Blinken overturns Trump policy, says settlements ‘inconsistent with international law’

US Secretary of State Antony Blinken speaks during a press conference after meeting with Argentine President Javier Milei at Casa Rosada Presidential Palace in Buenos Aires on February 23, 2024 (JUAN MABROMATA / AFP)
US Secretary of State Antony Blinken speaks during a press conference after meeting with Argentine President Javier Milei at Casa Rosada Presidential Palace in Buenos Aires on February 23, 2024 (JUAN MABROMATA / AFP)

US Secretary of State Antony Blinken overturns policy set by the previous administration, saying Washington views settlements as “inconsistent with international law,” following an Israeli announcement that it plans to build 3,000 new housing units in settlements in the West Bank.

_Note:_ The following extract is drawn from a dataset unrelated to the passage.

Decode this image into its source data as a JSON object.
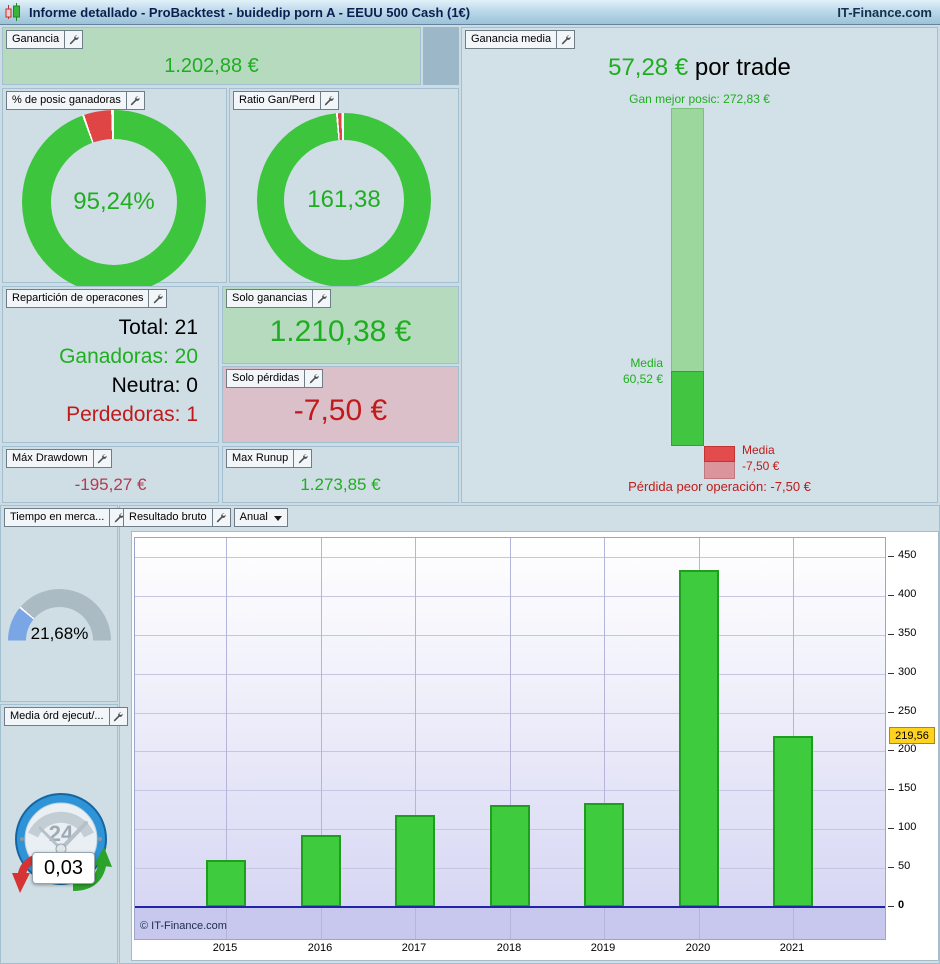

Blinken thus effectively revokes the so-called Pompeo Doctrine, which deemed settlements “not per se inconsistent with international law.” The 2019 policy implemented by then-secretary of state Mike Pompeo overturned a 1978 memo by State Department legal adviser Herbert Hansell, which characterized settlements as illegal.

The Biden administration had so far avoided contradicting that position.

“New settlements are counterproductive to reaching an enduring peace,” Blinken says during a news conference in Buenos Aires.

“They’re also inconsistent with international law. Our administration maintains a firm opposition to settlement expansion. In our judgement this only weakens, it doesn’t strengthen, Israel’s security.”

Announcing the plans for new settlement building Thursday, Finance Minister Bezalel Smotrich called the decision “an appropriate Zionist response” to a shooting attack in the West Bank that day.

Settlements are viewed by much of the international community as illegal under international law and a major impediment to an eventual two-state solution, which envisions a Palestinian state in the West Bank and Gaza.